Teilnehmer der Demonstration von AfD und dem ausländerfeindlichen Bündnis Pegida, der sich auch die Teilnehmer der Kundgebung der rechtspopulistischen Bürgerbewegung Pro Chemnitz angeschlossen haben, ziehen durch die Stadt. Bild: dpa-Zentralbild

Verfassungsschutz: Keine Informationen über Hetzjagden in Chemnitz



Der Präsident des deutschen Bundesamts für Verfassungsschutz, Hans-Georg Maassen, hat Zweifel an den Hetzjagden während der Demonstrationen in Chemnitz geäussert. Er vermutet gezielte Fehlinformationen.

«Die Skepsis gegenüber den Medienberichten zu rechtsextremistischen Hetzjagden in Chemnitz werden von mir geteilt.»

Dies sagte Maassen der Zeitung «Bild» vom Freitagausgabe. Dem Verfassungsschutz lägen «keine belastbaren Informationen darüber vor, dass solche Hetzjagden stattgefunden haben».

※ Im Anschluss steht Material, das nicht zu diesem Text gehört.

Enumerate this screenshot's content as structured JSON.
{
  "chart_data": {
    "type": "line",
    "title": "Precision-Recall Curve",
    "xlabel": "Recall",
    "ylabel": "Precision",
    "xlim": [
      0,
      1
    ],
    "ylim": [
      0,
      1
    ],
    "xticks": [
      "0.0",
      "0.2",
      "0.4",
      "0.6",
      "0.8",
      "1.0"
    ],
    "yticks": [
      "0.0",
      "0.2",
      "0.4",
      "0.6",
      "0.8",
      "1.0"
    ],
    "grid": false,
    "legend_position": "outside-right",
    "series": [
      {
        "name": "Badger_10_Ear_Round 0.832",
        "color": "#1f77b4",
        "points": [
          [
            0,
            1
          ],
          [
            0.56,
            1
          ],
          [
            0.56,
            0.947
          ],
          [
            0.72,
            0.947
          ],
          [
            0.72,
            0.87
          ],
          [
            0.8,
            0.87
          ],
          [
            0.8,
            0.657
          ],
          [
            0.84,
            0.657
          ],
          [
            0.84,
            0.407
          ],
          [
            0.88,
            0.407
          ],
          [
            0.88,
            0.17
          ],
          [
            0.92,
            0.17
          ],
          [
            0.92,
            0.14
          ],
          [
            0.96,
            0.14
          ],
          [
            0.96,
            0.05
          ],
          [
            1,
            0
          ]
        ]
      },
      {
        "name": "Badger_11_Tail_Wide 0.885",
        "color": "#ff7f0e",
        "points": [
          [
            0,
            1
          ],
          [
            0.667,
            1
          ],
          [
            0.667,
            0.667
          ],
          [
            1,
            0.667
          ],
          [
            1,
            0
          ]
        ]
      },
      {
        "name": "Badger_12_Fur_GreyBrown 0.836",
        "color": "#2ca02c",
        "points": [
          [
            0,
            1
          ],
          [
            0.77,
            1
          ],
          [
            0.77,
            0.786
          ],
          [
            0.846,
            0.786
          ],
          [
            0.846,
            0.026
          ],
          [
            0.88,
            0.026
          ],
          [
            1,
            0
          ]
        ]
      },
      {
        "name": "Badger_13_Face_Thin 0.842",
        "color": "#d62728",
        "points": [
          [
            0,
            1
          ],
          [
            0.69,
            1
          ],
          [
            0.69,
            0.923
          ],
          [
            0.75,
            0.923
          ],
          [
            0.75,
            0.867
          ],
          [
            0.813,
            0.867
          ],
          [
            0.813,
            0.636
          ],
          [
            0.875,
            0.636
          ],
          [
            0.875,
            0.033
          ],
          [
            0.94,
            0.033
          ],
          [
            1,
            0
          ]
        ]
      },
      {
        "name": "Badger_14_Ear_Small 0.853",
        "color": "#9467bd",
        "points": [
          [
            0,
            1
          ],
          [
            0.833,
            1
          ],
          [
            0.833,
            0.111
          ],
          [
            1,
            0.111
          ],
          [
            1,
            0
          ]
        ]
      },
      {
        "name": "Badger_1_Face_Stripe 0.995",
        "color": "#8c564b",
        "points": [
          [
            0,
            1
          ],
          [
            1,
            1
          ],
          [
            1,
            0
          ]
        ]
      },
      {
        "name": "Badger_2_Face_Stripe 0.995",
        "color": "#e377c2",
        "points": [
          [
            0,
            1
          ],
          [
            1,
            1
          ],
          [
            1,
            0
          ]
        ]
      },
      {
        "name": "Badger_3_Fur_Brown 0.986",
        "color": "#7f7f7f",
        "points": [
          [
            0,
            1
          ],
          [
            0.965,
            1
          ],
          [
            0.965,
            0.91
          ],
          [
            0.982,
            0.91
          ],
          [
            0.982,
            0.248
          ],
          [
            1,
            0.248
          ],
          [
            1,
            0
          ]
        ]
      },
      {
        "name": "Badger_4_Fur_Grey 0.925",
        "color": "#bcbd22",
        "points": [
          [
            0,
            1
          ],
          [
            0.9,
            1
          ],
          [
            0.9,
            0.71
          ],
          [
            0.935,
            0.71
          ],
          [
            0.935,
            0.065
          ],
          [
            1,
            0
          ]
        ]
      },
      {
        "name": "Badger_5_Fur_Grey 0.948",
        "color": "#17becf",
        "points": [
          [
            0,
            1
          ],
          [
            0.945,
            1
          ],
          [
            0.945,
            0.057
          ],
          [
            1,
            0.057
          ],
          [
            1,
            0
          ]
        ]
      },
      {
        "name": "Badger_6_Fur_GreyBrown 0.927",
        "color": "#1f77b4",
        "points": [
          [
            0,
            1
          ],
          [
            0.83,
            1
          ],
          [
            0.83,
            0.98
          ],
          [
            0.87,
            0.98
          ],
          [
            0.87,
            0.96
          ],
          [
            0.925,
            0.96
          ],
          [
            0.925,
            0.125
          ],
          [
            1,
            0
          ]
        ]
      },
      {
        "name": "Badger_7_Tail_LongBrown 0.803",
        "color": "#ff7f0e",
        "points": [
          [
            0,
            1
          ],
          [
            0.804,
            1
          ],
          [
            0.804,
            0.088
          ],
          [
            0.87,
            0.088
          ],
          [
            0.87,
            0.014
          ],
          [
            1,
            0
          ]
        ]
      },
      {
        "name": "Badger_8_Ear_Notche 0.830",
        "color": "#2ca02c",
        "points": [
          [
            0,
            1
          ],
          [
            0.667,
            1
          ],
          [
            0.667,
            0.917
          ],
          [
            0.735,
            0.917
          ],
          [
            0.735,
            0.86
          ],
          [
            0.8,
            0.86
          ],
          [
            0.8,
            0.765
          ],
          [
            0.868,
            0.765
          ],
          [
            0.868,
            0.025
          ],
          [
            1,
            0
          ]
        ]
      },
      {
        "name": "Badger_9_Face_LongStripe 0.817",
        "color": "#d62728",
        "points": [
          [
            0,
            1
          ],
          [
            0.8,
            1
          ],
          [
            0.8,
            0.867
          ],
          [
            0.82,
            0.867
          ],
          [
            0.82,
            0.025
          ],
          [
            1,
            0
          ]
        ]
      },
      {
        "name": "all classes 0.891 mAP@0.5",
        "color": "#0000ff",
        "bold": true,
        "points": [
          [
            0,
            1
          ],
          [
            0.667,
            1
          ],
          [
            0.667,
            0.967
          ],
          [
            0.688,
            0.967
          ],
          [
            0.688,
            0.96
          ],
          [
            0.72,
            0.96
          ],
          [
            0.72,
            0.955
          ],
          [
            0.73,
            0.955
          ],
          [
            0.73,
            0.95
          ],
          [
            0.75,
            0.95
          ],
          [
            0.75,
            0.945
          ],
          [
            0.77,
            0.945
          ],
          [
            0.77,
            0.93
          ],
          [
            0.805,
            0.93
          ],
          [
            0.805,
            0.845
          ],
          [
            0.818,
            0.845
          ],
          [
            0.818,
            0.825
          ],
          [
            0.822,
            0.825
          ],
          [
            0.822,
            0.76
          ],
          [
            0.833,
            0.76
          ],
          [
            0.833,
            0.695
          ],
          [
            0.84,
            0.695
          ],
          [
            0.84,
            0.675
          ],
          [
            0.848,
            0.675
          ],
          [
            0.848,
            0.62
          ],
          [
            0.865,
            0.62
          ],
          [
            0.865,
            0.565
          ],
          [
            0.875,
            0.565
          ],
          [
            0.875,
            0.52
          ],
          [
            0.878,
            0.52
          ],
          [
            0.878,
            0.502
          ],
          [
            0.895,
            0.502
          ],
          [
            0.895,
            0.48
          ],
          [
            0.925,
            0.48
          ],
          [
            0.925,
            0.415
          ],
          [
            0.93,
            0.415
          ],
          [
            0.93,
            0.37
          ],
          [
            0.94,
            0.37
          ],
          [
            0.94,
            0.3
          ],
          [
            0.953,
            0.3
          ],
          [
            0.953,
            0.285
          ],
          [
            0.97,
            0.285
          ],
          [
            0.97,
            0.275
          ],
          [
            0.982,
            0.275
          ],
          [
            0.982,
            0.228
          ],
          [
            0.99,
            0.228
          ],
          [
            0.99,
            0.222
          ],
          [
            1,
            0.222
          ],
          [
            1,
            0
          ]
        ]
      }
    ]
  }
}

Über das Video, das Jagdszenen auf ausländische Menschen nahe des Johannisplatzes in Chemnitz zeigen soll, sagte Maassen: «Es liegen keine Belege dafür vor, dass das im Internet kursierende Video zu diesem angeblichen Vorfall authentisch ist. Nach meiner vorsichtigen Bewertung sprechen gute Gründe dafür, dass es sich um eine gezielte Falschinformation handelt, um möglicherweise die Öffentlichkeit von dem Mord in Chemnitz abzulenken.»

Kein Mob und keine Pogrome

Nach der Tötung eines 35-Jährigen in Chemnitz hatte es dort in den vergangenen Tagen mehrfach Kundgebungen rechter Gruppen gegeben. Dabei wurden auch Ausländer und Journalisten angegriffen. Zwei mutmasslich aus Syrien und dem Irak stammende Männer sitzen wegen des Tötungsdelikts in Untersuchungshaft. Nach einem dritten Tatverdächtigen wird seit Dienstag gefahndet.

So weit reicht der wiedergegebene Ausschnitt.